Fast-foward to the present day, and the situation can be very, very complicated. A video file contains images, of course, and in the simplest case they can be stored in much the same way as the stills of old, as a simple list of pixel values. Even then, though, there's likely to be at least one soundtrack, and probably other data such as timecode and things such as reel name, take numbers, and other camera-oriented metadata.
The simplest way to organise this would be to include all of those things within the file in order, perhaps by specifying the length of each of them – ten characters of reel name, perhaps, followed by fifty characters of production name, followed by the images, which might themselves include information about height and width. Then, for every few frames, we might include a chunk of audio data. Oh, and timecode. Perhaps information about camera settings – was the image recorded in Rec. 709, or in a log mode? And what codec?
Complexity and change
Not only does this get very complicated very quickly, but it's likely to need to change over time, as new techniques are developed and new types of data need to be stored. What's more, certain types of software might not need to look at some of the data – an audio program might not need to decode picture information at all, and many consumer-oriented video players don't care about timecode, for instance. So, there's a need for flexibility that isn't well served by simply trying to think up all of the things that could be required in a file, and stacking them up.
The first widely-distributed attempts to solve this problem were things like AVI and Quicktime movies, which operate very similarly. The structure of the file is broken up into chunks (they are, quite literally, named chunks in the AVI file format), each of which is identified by a code which in the case of AVI and Quicktime is four characters long. In an AVI file, for instance, there's a chunk called “avih” which contains information about the video frames in the file – their resolution, the playback rate, and the codec with which they're compressed, among other things.
The actual data representing the frames is stored in another chunk called movi. Sharp-eyed readers will have already noticed a problem here, in that it's impossible for an AVI movie to contain material at variable frame rate, and that's true (quicktime instead specifies a time for which to display each frame, so it can handle variable frame rates).

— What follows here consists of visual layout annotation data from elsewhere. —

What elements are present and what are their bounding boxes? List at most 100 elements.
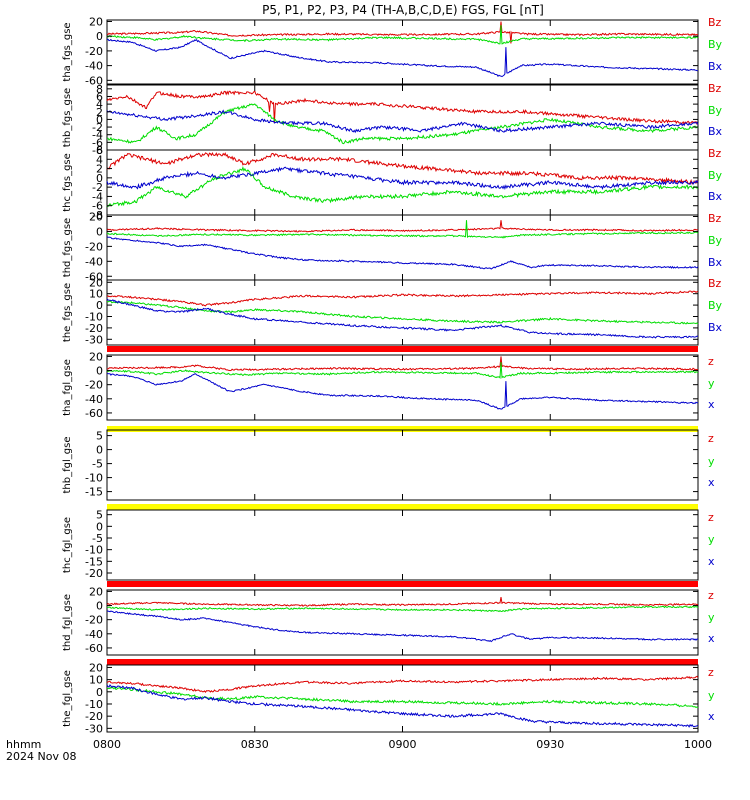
x-tick-label: 0830 [241,738,269,751]
date-label-hhmm: hhmm [6,738,41,751]
y-tick-label: -60 [85,407,103,420]
panel-tha_fgl_gse: 20 0-20-40-60 tha_fgl_gse zyx [62,350,715,432]
legend-entry-z: z [708,666,714,679]
y-axis-label: thc_fgs_gse [62,153,73,212]
legend-entry-z: z [708,432,714,445]
y-tick-label: -10 [85,544,103,557]
y-tick-label: -5 [92,532,103,545]
status-bar-red [107,346,698,352]
legend-entry-x: x [708,632,715,645]
panel-tha_fgs_gse: 20 0 -20 -40-60 tha_fgs_gse Bz By Bx [62,15,723,87]
y-tick-label: -15 [85,486,103,499]
legend-entry-By: By [708,234,723,247]
y-tick-label: 4 [96,98,103,111]
series-line-z [106,597,699,607]
series-line-Bx [106,298,699,339]
legend-entry-y: y [708,533,715,546]
y-tick-label: 5 [96,509,103,522]
y-tick-label: 0 [96,113,103,126]
y-tick-label: -20 [85,240,103,253]
series-line-By [106,300,699,325]
y-tick-label: 0 [96,172,103,185]
series-line-Bz [106,21,699,44]
legend-entry-Bx: Bx [708,321,723,334]
y-tick-label: -6 [92,136,103,149]
x-tick-label: 0900 [389,738,417,751]
panel-frame [106,19,699,85]
legend-entry-x: x [708,710,715,723]
y-tick-label: -10 [85,310,103,323]
y-tick-label: 0 [96,299,103,312]
series-line-By [107,103,699,145]
series-line-x [107,373,699,410]
y-axis-label: tha_fgl_gse [62,359,73,416]
y-tick-label: 4 [96,153,103,166]
legend-entry-Bz: Bz [708,147,722,160]
y-axis-label: thd_fgl_gse [62,594,73,651]
series-line-x [106,610,699,643]
status-bar-yellow [107,426,698,432]
legend-entry-Bz: Bz [708,82,722,95]
legend-entry-y: y [708,611,715,624]
legend-entry-Bx: Bx [708,190,723,203]
status-bar-red [107,581,698,587]
panel-frame [106,509,699,581]
y-tick-label: 0 [96,30,103,43]
y-tick-label: 20 [89,585,103,598]
legend-entry-Bx: Bx [708,60,723,73]
legend-entry-y: y [708,689,715,702]
series-line-z [106,356,699,372]
y-tick-label: -30 [85,333,103,346]
legend-entry-By: By [708,38,723,51]
y-tick-label: 0 [96,600,103,613]
y-axis-label: tha_fgs_gse [62,22,73,81]
y-tick-label: 5 [96,430,103,443]
y-axis-label: thd_fgs_gse [62,218,73,277]
y-tick-label: -6 [92,200,103,213]
y-tick-label: 20 [89,661,103,674]
y-tick-label: -40 [85,628,103,641]
x-tick-label: 1000 [684,738,712,751]
y-tick-label: 6 [96,144,103,157]
legend-entry-y: y [708,377,715,390]
y-axis-label: thb_fgl_gse [62,437,73,494]
y-tick-label: -40 [85,255,103,268]
legend-entry-Bz: Bz [708,277,722,290]
series-line-By [106,165,699,208]
series-line-z [106,675,699,694]
panel-frame [106,214,699,281]
series-line-y [106,686,699,709]
y-tick-label: -20 [85,567,103,580]
legend-entry-By: By [708,299,723,312]
y-axis-label: thc_fgl_gse [62,517,73,573]
y-tick-label: -10 [85,472,103,485]
panel-thc_fgl_gse: 50-5-10-15-20 thc_fgl_gse zyx [62,509,715,587]
panel-thd_fgl_gse: 20 0-20-40-60 thd_fgl_gse zyx [62,585,715,665]
series-line-Bx [106,109,699,134]
panel-thb_fgl_gse: 50-5-10-15 thb_fgl_gse zyx [62,429,715,510]
chart-title: P5, P1, P2, P3, P4 (TH-A,B,C,D,E) FGS, F… [262,3,544,17]
series-line-By [106,25,699,45]
y-tick-label: 2 [96,163,103,176]
legend-entry-z: z [708,511,714,524]
y-tick-label: 20 [89,210,103,223]
y-axis-label: the_fgl_gse [62,670,73,727]
y-tick-label: -8 [92,144,103,157]
y-axis-label: thb_fgs_gse [62,88,73,147]
series-line-y [106,362,699,380]
y-tick-label: 6 [96,90,103,103]
y-tick-label: 10 [89,674,103,687]
y-tick-label: -8 [92,209,103,222]
y-tick-label: 0 [96,444,103,457]
legend-entry-y: y [708,455,715,468]
panel-frame [106,589,699,656]
series-line-Bz [106,220,699,233]
y-tick-label: 20 [89,15,103,28]
legend-entry-x: x [708,398,715,411]
y-tick-label: -10 [85,698,103,711]
legend-entry-By: By [708,169,723,182]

Any player for the AVI video file format will need, by definition, to understand avih and movi chunks, but what if such a player were to encounter a chunk (strictly a list, but it's still a chunk of data) called “Tdat”? Well, “Tdat” is the chunk ID used by Premiere Pro to include timecode information in AVI files, but if a program doesn't understand what to do with that information, it can simply ignore the unknown chunk.
Implications
This implies two things. The first thing is that the contents of an AVI or Quicktime file are completely independent of the file format in question. It's possible to put incredibly high quality material - uncompressed 16-bit 4K, for instance – in an AVI or Quicktime file, if you've got a powerful system that can handle playing it back. With the help of crafty tools, it's possible to do deeply incongruous things, like putting Apple's favourite codec, ProRes, into an AVI file. And, because the AVI file so carefully describes what it contains, Quicktime will actually play that file back quite correctly (or at least it used to – it's a sufficiently obscure thing to try that it isn't often tried!)
The other thing about it is that these formats are very extensible, and they're extensible without breaking compatibility with old software. After all, the media player VLC doesn't know about timecode, so it simply ignores a “tdat” chunk if one exists in an AVI file. Metadata of any kind could be added without any issues of compatibility or of upgrading old software to cope, and it's a shame that this hasn't sometimes been done. The Broadcast Wave file format extends Wave in just this backward-compatible manner. MXF files, on the other hand, arguably represent something of a reinvention of the wheel and have demanded a lot of new software engineering which could possibly have been avoided.
It isn't my purpose here to propose AVI files for new applications, because they have problems that I've skimmed over, and I've used them as an example because they are relatively simple (Quicktime, in many ways, is extremely similar in structure, and since MP4 is based on Quicktime, it is, too). In any case, let's not fall foul of the idea that any of these reasonably modern formats are limited in terms of the quality of media or amount of metadata they can contain. They're containers, and they can contain an almost literally limitless amount of stuff.
So, which is best? It doesn't matter. The data they contain is completely separate from its container. The only consideration is compatibility.